🤖 AI Summary
Open-vocabulary mobile manipulation (OVMM) suffers from delayed world model updates in dynamic environments: existing approaches update perception only at discrete temporal nodes (e.g., action termination), leading to object omission, detection latency, and reactive replanning delays. To address this, we propose BINDER, a dual-channel framework that decouples strategic planning—performed by a multimodal large language model (DRM)—from continuous monitoring—executed by a video-language model (IRM). This enables fine-grained, real-time 3D scene updating and proactive replanning. By jointly leveraging streaming video analysis and 3D scene modeling, BINDER establishes a closed-loop perception–action cycle. Evaluated across three realistic dynamic scenarios, our method significantly improves task success rate and execution efficiency over state-of-the-art methods, demonstrating robustness and generalizability for real-world deployment.
📝 Abstract
Open-vocabulary mobile manipulation (OVMM) requires robots to follow language instructions, navigate, and manipulate while updating their world representation under dynamic environmental changes. However, most prior approaches update their world representation only at discrete update points such as navigation targets, waypoints, or the end of an action step, leaving robots blind between updates and causing cascading failures: overlooked objects, late error detection, and delayed replanning. To address this limitation, we propose BINDER (Bridging INstant and DEliberative Reasoning), a dual process framework that decouples strategic planning from continuous environment monitoring.
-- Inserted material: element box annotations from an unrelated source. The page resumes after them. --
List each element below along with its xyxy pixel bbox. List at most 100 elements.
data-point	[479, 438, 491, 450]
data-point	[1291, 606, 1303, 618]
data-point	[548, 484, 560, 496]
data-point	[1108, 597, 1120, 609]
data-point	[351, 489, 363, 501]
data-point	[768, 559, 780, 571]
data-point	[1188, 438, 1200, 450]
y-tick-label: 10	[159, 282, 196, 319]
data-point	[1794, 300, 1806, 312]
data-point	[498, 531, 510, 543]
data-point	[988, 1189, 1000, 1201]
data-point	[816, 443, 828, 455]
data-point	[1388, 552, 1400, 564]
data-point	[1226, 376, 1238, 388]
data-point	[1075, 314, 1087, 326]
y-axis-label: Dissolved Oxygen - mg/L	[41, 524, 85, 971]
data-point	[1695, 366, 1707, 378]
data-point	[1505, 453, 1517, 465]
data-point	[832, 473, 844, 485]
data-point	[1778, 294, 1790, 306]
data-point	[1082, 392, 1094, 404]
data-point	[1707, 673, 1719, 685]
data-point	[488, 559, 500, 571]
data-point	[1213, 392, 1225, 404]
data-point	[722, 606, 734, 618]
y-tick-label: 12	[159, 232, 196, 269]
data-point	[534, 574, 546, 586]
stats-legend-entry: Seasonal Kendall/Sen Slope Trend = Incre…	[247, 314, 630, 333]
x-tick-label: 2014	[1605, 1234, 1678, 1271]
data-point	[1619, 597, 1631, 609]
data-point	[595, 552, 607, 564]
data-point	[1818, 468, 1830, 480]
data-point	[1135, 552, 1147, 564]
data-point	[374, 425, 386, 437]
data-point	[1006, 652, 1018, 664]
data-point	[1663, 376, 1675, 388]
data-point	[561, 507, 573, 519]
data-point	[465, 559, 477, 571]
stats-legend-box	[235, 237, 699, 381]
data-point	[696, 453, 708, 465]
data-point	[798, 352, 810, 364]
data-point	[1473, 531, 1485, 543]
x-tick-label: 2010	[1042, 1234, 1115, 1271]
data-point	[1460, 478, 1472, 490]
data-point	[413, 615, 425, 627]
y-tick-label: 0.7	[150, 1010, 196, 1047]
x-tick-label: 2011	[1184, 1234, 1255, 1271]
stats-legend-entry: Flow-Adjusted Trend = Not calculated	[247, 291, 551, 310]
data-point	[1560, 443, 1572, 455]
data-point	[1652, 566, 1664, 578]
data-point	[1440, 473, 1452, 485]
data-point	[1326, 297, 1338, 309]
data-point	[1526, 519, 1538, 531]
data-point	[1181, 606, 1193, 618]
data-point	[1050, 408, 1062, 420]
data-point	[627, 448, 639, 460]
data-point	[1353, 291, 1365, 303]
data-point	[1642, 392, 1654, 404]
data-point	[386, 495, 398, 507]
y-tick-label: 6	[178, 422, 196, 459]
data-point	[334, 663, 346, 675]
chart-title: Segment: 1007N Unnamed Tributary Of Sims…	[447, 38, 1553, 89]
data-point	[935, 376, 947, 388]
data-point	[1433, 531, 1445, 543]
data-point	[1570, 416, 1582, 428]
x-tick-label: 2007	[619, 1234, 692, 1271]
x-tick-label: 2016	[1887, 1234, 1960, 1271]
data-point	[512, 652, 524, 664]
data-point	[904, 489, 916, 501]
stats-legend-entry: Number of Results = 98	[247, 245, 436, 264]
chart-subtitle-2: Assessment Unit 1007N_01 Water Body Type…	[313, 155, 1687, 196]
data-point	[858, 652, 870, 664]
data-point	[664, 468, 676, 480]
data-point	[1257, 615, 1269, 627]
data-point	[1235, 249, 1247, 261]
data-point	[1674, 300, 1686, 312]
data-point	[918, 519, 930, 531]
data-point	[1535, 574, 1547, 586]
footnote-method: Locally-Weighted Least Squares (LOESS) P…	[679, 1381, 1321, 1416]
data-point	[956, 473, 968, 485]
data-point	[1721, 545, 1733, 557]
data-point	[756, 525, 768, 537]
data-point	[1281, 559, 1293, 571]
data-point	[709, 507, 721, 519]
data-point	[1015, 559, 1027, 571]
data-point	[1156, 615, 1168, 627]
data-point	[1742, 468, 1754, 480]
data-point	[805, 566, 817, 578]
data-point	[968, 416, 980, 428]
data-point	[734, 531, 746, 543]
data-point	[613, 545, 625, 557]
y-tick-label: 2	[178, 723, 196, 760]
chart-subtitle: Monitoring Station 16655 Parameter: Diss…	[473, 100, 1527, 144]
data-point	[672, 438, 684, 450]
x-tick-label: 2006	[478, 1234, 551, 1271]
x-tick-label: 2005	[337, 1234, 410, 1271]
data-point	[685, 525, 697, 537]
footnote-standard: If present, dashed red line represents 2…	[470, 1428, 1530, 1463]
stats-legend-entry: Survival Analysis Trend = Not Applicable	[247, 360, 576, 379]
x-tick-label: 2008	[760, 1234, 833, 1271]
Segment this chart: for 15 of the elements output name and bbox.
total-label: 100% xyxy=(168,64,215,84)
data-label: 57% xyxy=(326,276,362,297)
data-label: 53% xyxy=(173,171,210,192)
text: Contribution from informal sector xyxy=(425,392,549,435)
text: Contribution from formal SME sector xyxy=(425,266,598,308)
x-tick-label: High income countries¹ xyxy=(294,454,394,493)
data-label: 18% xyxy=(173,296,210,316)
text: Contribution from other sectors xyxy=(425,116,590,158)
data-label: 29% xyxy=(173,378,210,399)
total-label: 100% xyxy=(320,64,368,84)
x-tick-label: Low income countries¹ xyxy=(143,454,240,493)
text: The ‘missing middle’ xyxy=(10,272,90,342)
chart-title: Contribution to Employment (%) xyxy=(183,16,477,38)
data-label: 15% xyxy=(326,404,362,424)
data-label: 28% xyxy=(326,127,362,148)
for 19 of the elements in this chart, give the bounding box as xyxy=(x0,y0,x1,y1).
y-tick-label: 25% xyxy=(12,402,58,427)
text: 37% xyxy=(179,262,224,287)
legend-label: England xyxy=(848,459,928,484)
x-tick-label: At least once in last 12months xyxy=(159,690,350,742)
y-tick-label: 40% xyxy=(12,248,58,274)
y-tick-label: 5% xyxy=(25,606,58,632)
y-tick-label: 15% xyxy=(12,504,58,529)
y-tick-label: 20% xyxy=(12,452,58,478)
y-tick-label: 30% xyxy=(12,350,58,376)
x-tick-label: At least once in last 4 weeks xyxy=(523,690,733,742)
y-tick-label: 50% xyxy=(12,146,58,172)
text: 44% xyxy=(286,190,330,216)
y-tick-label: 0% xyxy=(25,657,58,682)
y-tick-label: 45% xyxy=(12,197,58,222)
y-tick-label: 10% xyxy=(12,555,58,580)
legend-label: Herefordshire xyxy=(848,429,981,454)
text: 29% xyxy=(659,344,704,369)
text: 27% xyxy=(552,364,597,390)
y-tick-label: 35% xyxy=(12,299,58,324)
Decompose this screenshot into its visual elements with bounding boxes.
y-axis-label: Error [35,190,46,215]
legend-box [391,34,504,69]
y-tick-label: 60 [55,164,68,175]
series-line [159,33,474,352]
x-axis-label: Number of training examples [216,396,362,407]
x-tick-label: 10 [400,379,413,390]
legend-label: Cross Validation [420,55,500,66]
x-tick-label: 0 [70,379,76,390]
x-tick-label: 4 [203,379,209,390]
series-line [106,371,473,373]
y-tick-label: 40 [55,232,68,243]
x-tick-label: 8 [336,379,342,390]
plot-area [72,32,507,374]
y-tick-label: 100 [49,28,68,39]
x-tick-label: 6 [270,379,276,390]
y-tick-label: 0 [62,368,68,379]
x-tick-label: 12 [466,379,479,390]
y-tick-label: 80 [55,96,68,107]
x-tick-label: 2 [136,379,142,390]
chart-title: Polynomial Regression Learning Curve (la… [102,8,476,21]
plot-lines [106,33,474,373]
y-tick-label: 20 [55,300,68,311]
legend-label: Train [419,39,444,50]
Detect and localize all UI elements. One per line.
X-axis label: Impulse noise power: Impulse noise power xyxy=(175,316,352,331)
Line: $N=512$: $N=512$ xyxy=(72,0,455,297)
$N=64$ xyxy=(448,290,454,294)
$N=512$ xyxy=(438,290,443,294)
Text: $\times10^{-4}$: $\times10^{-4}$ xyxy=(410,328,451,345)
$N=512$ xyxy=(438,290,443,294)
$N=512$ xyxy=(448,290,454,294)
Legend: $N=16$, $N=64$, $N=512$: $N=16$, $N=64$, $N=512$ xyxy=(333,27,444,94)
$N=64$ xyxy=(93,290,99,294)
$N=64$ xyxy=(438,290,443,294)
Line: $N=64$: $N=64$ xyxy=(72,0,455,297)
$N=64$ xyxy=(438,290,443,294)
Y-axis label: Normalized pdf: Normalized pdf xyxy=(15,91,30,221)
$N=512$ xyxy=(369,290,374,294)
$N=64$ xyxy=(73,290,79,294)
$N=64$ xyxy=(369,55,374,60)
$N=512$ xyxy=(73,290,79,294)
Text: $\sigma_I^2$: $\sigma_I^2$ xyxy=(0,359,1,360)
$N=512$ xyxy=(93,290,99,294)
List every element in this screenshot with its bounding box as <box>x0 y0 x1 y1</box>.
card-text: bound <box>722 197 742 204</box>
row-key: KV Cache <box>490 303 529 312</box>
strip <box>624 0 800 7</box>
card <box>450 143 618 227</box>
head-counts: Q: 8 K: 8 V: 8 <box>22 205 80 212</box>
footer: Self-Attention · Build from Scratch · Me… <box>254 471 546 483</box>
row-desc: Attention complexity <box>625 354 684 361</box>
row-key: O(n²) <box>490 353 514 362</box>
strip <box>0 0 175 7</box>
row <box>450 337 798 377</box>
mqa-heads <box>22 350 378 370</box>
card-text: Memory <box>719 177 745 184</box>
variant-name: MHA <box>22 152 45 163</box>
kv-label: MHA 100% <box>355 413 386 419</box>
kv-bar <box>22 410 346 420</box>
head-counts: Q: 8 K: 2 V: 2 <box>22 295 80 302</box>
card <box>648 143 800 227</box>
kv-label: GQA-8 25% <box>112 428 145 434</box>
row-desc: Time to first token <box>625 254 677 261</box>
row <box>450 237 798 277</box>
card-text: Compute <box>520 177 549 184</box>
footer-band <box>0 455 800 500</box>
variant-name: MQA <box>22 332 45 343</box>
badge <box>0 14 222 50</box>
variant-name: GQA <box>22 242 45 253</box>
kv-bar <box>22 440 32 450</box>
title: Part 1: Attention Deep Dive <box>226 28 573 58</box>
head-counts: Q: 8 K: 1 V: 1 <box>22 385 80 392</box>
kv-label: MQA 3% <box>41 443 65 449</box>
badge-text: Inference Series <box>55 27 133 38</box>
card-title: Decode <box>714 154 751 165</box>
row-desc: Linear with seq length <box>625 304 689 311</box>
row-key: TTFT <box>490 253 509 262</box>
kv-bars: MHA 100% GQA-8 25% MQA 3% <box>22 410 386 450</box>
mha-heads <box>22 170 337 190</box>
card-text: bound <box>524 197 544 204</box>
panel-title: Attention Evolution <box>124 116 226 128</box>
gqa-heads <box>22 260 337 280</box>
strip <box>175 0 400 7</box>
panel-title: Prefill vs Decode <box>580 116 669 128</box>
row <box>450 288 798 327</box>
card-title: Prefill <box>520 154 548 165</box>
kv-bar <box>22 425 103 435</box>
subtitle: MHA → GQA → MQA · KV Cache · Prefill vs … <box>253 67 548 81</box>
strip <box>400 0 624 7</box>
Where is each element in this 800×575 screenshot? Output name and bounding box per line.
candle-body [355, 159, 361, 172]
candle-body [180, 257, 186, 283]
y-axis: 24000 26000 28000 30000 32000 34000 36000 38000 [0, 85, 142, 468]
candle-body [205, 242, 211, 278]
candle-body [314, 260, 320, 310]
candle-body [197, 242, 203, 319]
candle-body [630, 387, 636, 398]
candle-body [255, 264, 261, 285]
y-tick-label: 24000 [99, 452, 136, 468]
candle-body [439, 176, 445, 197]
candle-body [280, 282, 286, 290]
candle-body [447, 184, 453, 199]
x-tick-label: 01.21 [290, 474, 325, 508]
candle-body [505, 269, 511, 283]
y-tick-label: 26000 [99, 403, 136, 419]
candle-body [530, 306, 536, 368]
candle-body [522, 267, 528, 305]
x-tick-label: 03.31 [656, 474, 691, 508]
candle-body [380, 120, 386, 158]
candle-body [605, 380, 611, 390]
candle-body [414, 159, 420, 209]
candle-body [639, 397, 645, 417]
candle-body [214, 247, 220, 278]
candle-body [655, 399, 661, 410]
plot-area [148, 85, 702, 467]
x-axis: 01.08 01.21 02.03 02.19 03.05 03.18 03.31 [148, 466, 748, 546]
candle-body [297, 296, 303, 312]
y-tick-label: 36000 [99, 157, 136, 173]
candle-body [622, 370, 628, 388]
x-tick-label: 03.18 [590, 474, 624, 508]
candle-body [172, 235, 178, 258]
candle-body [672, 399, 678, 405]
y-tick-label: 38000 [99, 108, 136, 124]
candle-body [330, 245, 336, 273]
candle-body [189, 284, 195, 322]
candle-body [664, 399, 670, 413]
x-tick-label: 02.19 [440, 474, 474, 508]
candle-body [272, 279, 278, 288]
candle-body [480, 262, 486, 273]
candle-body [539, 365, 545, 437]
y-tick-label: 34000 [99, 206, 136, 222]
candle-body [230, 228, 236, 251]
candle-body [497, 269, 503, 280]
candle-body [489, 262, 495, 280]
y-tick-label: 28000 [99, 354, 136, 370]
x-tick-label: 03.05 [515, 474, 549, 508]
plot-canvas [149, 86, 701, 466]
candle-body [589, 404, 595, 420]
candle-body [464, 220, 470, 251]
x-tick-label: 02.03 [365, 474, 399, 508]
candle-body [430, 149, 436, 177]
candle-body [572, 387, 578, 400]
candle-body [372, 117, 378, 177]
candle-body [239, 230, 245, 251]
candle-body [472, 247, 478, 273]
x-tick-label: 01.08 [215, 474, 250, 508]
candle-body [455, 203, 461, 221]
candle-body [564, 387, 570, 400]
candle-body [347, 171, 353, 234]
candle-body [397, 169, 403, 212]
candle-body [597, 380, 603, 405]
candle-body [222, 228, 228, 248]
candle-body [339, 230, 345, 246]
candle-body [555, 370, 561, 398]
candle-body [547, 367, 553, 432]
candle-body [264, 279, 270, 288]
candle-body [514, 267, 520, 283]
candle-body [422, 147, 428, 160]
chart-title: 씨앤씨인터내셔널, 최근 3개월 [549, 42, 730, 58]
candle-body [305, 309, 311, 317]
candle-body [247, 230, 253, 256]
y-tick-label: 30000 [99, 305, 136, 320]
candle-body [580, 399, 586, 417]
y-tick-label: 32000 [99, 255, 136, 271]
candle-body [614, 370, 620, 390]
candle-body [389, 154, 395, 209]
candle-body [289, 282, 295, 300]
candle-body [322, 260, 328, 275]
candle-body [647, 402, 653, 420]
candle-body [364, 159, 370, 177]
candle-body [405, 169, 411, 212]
Specifically, BINDER integrates a Deliberative Response Module (DRM, a multimodal LLM for task planning) with an Instant Response Module (IRM, a VideoLLM for continuous monitoring). The two modules play complementary roles: the DRM performs strategic planning with structured 3D scene updates and guides what the IRM attends to, while the IRM analyzes video streams to update memory, correct ongoing actions, and trigger replanning when necessary. Through this bidirectional coordination, the modules address the trade off between maintaining awareness and avoiding costly updates, enabling robust adaptation under dynamic conditions. Evaluated in three real world environments with dynamic object placement, BINDER achieves substantially higher success and efficiency than SoTA baselines, demonstrating its effectiveness for real world deployment.